My friend may try for a deal as suggested, with a big discount for immediate payment. And he might go over the itemization, although a year is a long time to keep track. The information you guys have provided is much appreciated. If there is anything else to add, please don’t hesitate!
PS, what happens if you have, say, a house and no insurance? Do you end up paying $3240 per overnight plus all the tests and procedures?

If you have no insurance, you may as well sell the house because you will be expected to pay the full amount. Providers accept insurance for a couple of reasons. First, 10 patients at 50 bucks a head is better than 1 patient at 250 bucks. Second, insurance companies pay off reasonably quickly. A self-paying patient may not. Basically, uninsured patients who pay their bills subsidize everyone else. Yes, it’s a problem, but until universal health insurance is a reality, it’ll still be a problem.
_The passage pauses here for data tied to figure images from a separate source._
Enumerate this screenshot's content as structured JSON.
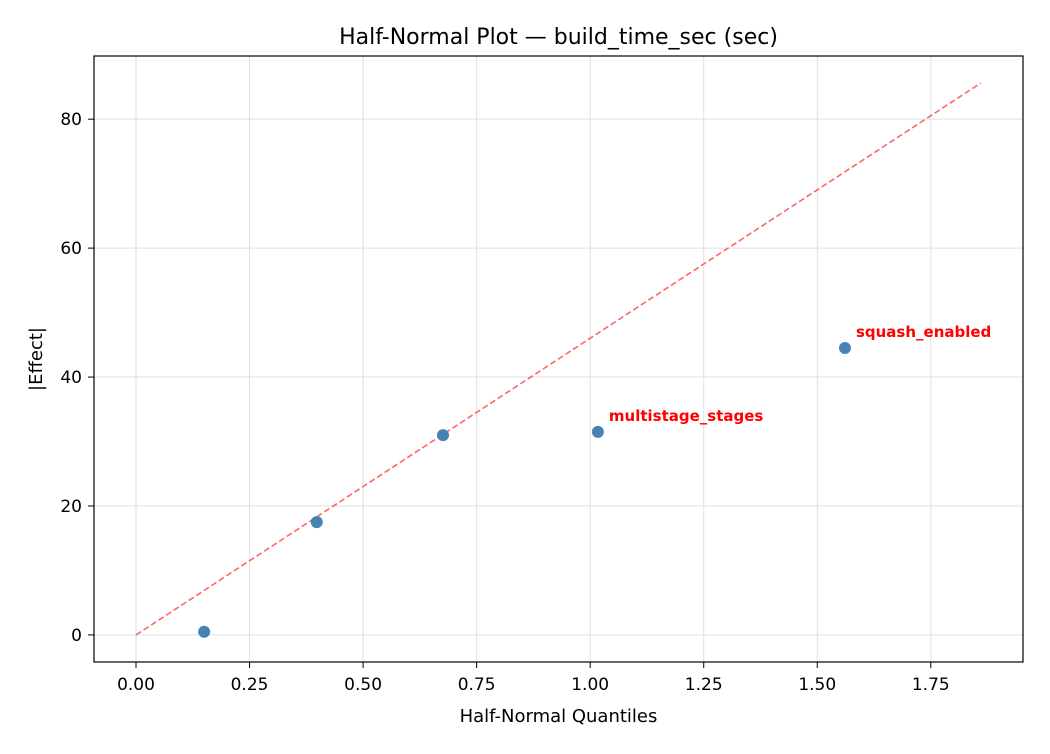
{
  "chart_data": {
    "type": "scatter",
    "title": "Half-Normal Plot — build_time_sec (sec)",
    "xlabel": "Half-Normal Quantiles",
    "ylabel": "|Effect|",
    "xlim": [
      -0.0925,
      1.953
    ],
    "ylim": [
      -4.2,
      89.8
    ],
    "xticks": [
      0.0,
      0.25,
      0.5,
      0.75,
      1.0,
      1.25,
      1.5,
      1.75
    ],
    "xtick_labels": [
      "0.00",
      "0.25",
      "0.50",
      "0.75",
      "1.00",
      "1.25",
      "1.50",
      "1.75"
    ],
    "yticks": [
      0,
      20,
      40,
      60,
      80
    ],
    "ytick_labels": [
      "0",
      "20",
      "40",
      "60",
      "80"
    ],
    "grid": true,
    "points": [
      {
        "x": 0.15,
        "y": 0.5,
        "label": ""
      },
      {
        "x": 0.398,
        "y": 17.5,
        "label": ""
      },
      {
        "x": 0.676,
        "y": 31.0,
        "label": ""
      },
      {
        "x": 1.017,
        "y": 31.5,
        "label": "multistage_stages"
      },
      {
        "x": 1.561,
        "y": 44.5,
        "label": "squash_enabled"
      }
    ],
    "reference_line": {
      "x": [
        0.0,
        1.86
      ],
      "y": [
        0.0,
        85.6
      ],
      "style": "dashed"
    },
    "colors": {
      "points": "#4682b4",
      "reference_line": "#ff6666",
      "labels": "#ff0000",
      "grid": "#e0e0e0"
    }
  }
}
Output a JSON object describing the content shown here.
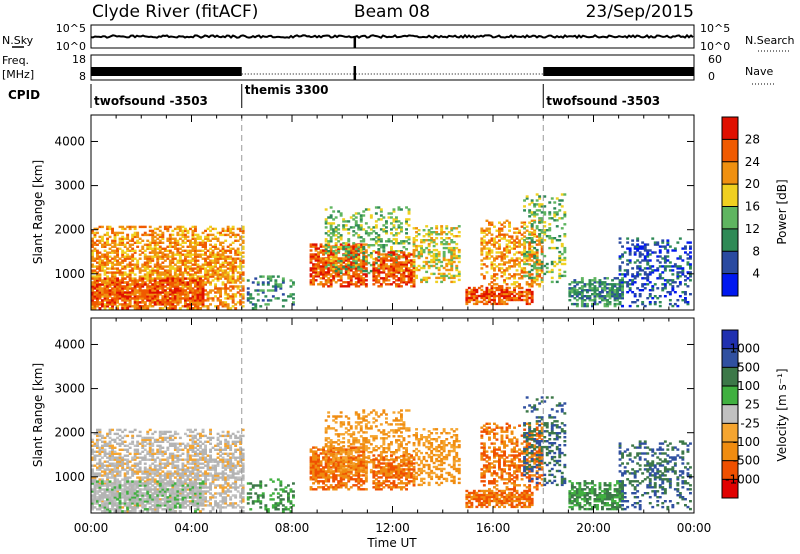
{
  "header": {
    "station": "Clyde River (fitACF)",
    "beam": "Beam 08",
    "date": "23/Sep/2015"
  },
  "panel_labels": {
    "nsky": "N.Sky",
    "nsearch": "N.Search",
    "freq_line1": "Freq.",
    "freq_line2": "[MHz]",
    "nave": "Nave",
    "cpid": "CPID"
  },
  "noise_axis": {
    "left_ticks": [
      "10^5",
      "10^0"
    ],
    "right_ticks": [
      "10^5",
      "10^0"
    ]
  },
  "freq_axis": {
    "left_ticks": [
      "18",
      "8"
    ],
    "right_ticks": [
      "60",
      "0"
    ]
  },
  "cpid_segments": [
    {
      "label": "twofsound -3503",
      "start_hour": 0
    },
    {
      "label": "themis 3300",
      "start_hour": 6
    },
    {
      "label": "twofsound -3503",
      "start_hour": 18
    }
  ],
  "colors": {
    "power": [
      "#0018f0",
      "#2a4aa0",
      "#2f8a56",
      "#5fb560",
      "#f0d020",
      "#f09010",
      "#f05a00",
      "#e01000"
    ],
    "velocity": [
      "#e00000",
      "#f05000",
      "#f08c10",
      "#f5a530",
      "#c0c0c0",
      "#40b040",
      "#3c7848",
      "#3050a0",
      "#2030b0"
    ],
    "ground": "#b4b4b4"
  },
  "colorbars": {
    "power": {
      "label": "Power [dB]",
      "ticks": [
        "4",
        "8",
        "12",
        "16",
        "20",
        "24",
        "28"
      ]
    },
    "velocity": {
      "label": "Velocity [m s⁻¹]",
      "ticks": [
        "1000",
        "500",
        "100",
        "25",
        "-25",
        "-100",
        "-500",
        "-1000"
      ]
    }
  },
  "chart_data": {
    "type": "heatmap",
    "title": "Clyde River (fitACF)  Beam 08  23/Sep/2015",
    "xlabel": "Time UT",
    "ylabel": "Slant Range [km]",
    "x_ticks": [
      "00:00",
      "04:00",
      "08:00",
      "12:00",
      "16:00",
      "20:00",
      "00:00"
    ],
    "xlim_hours": [
      0,
      24
    ],
    "y_ticks": [
      "1000",
      "2000",
      "3000",
      "4000"
    ],
    "ylim_km": [
      180,
      4600
    ],
    "mode_boundaries_hours": [
      6,
      18
    ],
    "backscatter_regions": [
      {
        "t0": 0.0,
        "t1": 6.0,
        "r0": 200,
        "r1": 2050,
        "density": 0.72,
        "power_db": 24,
        "velocity_ms": -25
      },
      {
        "t0": 0.0,
        "t1": 4.5,
        "r0": 200,
        "r1": 900,
        "density": 0.9,
        "power_db": 28,
        "velocity_ms": 25
      },
      {
        "t0": 6.2,
        "t1": 8.0,
        "r0": 200,
        "r1": 950,
        "density": 0.35,
        "power_db": 12,
        "velocity_ms": 100
      },
      {
        "t0": 8.7,
        "t1": 10.9,
        "r0": 700,
        "r1": 1650,
        "density": 0.9,
        "power_db": 28,
        "velocity_ms": -500
      },
      {
        "t0": 9.3,
        "t1": 12.6,
        "r0": 1000,
        "r1": 2500,
        "density": 0.45,
        "power_db": 16,
        "velocity_ms": -100
      },
      {
        "t0": 11.2,
        "t1": 12.8,
        "r0": 700,
        "r1": 1500,
        "density": 0.85,
        "power_db": 28,
        "velocity_ms": -500
      },
      {
        "t0": 12.8,
        "t1": 14.6,
        "r0": 800,
        "r1": 2100,
        "density": 0.55,
        "power_db": 20,
        "velocity_ms": -100
      },
      {
        "t0": 14.9,
        "t1": 17.6,
        "r0": 300,
        "r1": 700,
        "density": 0.92,
        "power_db": 28,
        "velocity_ms": -500
      },
      {
        "t0": 15.5,
        "t1": 18.0,
        "r0": 700,
        "r1": 2200,
        "density": 0.55,
        "power_db": 24,
        "velocity_ms": -500
      },
      {
        "t0": 17.2,
        "t1": 18.9,
        "r0": 800,
        "r1": 2800,
        "density": 0.35,
        "power_db": 16,
        "velocity_ms": 500
      },
      {
        "t0": 19.0,
        "t1": 21.2,
        "r0": 250,
        "r1": 900,
        "density": 0.85,
        "power_db": 12,
        "velocity_ms": 100
      },
      {
        "t0": 21.0,
        "t1": 23.9,
        "r0": 250,
        "r1": 1800,
        "density": 0.4,
        "power_db": 8,
        "velocity_ms": 500
      }
    ]
  }
}
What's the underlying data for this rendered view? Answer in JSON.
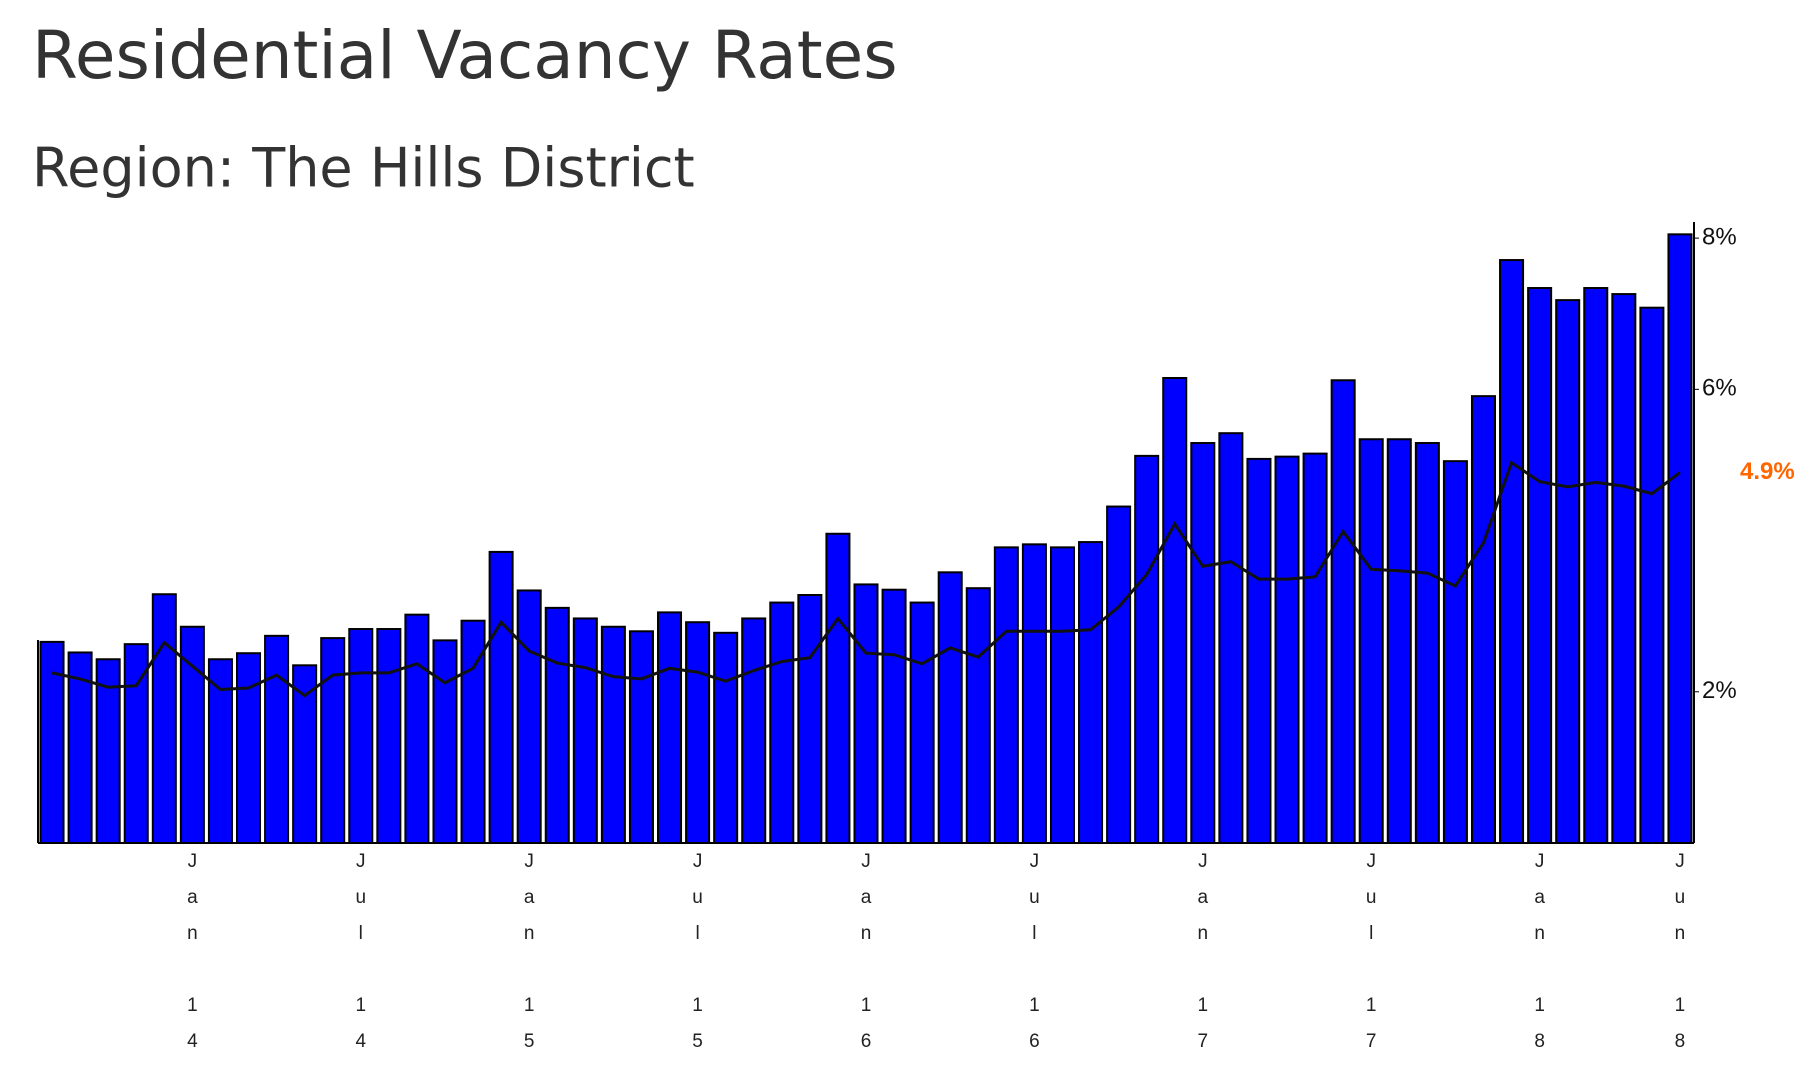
{
  "chart_data": {
    "type": "bar",
    "title": "Residential Vacancy Rates",
    "subtitle": "Region: The Hills District",
    "categories": [
      null,
      null,
      null,
      null,
      null,
      "Jan 14",
      null,
      null,
      null,
      null,
      null,
      "Jul 14",
      null,
      null,
      null,
      null,
      null,
      "Jan 15",
      null,
      null,
      null,
      null,
      null,
      "Jul 15",
      null,
      null,
      null,
      null,
      null,
      "Jan 16",
      null,
      null,
      null,
      null,
      null,
      "Jul 16",
      null,
      null,
      null,
      null,
      null,
      "Jan 17",
      null,
      null,
      null,
      null,
      null,
      "Jul 17",
      null,
      null,
      null,
      null,
      null,
      "Jan 18",
      null,
      null,
      null,
      null,
      "Jun 18"
    ],
    "series": [
      {
        "type": "bar",
        "color": "#0000ff",
        "values": [
          2.66,
          2.52,
          2.43,
          2.63,
          3.29,
          2.86,
          2.43,
          2.51,
          2.74,
          2.35,
          2.71,
          2.83,
          2.83,
          3.02,
          2.68,
          2.94,
          3.85,
          3.34,
          3.11,
          2.97,
          2.86,
          2.8,
          3.05,
          2.92,
          2.78,
          2.97,
          3.18,
          3.28,
          4.09,
          3.42,
          3.35,
          3.18,
          3.58,
          3.37,
          3.91,
          3.95,
          3.91,
          3.98,
          4.45,
          5.12,
          6.15,
          5.29,
          5.42,
          5.08,
          5.11,
          5.15,
          6.12,
          5.34,
          5.34,
          5.29,
          5.05,
          5.91,
          7.71,
          7.34,
          7.18,
          7.34,
          7.26,
          7.08,
          8.05
        ]
      },
      {
        "type": "line",
        "color": "#111111",
        "values": [
          2.25,
          2.17,
          2.06,
          2.08,
          2.65,
          2.34,
          2.03,
          2.05,
          2.22,
          1.95,
          2.22,
          2.25,
          2.25,
          2.37,
          2.12,
          2.31,
          2.92,
          2.54,
          2.38,
          2.32,
          2.2,
          2.17,
          2.31,
          2.26,
          2.14,
          2.28,
          2.4,
          2.45,
          2.97,
          2.51,
          2.49,
          2.37,
          2.58,
          2.46,
          2.8,
          2.8,
          2.8,
          2.82,
          3.12,
          3.55,
          4.22,
          3.66,
          3.72,
          3.49,
          3.49,
          3.52,
          4.12,
          3.62,
          3.6,
          3.57,
          3.4,
          3.97,
          5.03,
          4.78,
          4.71,
          4.77,
          4.72,
          4.62,
          4.9
        ],
        "value_labels": [
          null,
          null,
          null,
          null,
          null,
          null,
          null,
          null,
          null,
          null,
          null,
          null,
          null,
          null,
          null,
          null,
          null,
          null,
          null,
          null,
          null,
          null,
          null,
          null,
          null,
          null,
          null,
          null,
          null,
          null,
          null,
          null,
          null,
          null,
          null,
          null,
          null,
          null,
          null,
          null,
          null,
          null,
          null,
          null,
          null,
          null,
          null,
          null,
          null,
          null,
          null,
          null,
          null,
          null,
          null,
          null,
          null,
          null,
          "4.9%"
        ]
      }
    ],
    "ylim": [
      0,
      8.2
    ],
    "yticks": [
      {
        "value": 2,
        "label": "2%"
      },
      {
        "value": 6,
        "label": "6%"
      },
      {
        "value": 8,
        "label": "8%"
      }
    ],
    "grid": false
  }
}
If the $2200 is being called a “deductible”, he’s obligated to pay it. Going over an itemized bill is a colossal waste of time, because the insurance paid its portion. Deductibles are part of his contract with Blue Cross, and it’s usually something that is emphasized in their literature. His best bet is to settle with the hospital for whatever terms they’re offering.

Robin

Really, if $2200 is the deductible, and he can find that in writing in his policy, then that’s it. The best he can figure on is time payments, or bankruptcy if this is kind of a last-straw expense.

If he disagrees what the deductible is, he can ask the insurer to provide documentation as to where that number came from. Once he receives it and continues to disagree, or if they fail to provide it, the next step would be an appeals process.

To be honest, I don’t think there’s much your friend can do. $2200 for a two-night stay in an American hospital is extremely reasonable. My insurance policy has a $2500 deductible, with the insurance company covering 100% over that amount. I assume that ANY trip to the ER or stay at the hospital will cost me the deductible of $2500.

I mean, seriously, what’s the best your friend can hope for? His deductible was $2200. Even if the hospital overbilled him by $5000, he’d still be responsible for the deductible.

And if it is the deductible, then let your friend know that next time he needs medical treatment during his plan year, the deductible will be so much less. For example, if his deductible is $2500 per plan year, he’s only got to pay $300 more out of pocket until the insurance picks up everything else (plus co-pay, if any. Some plans have maximum out of pocket expenses equal to the deductible).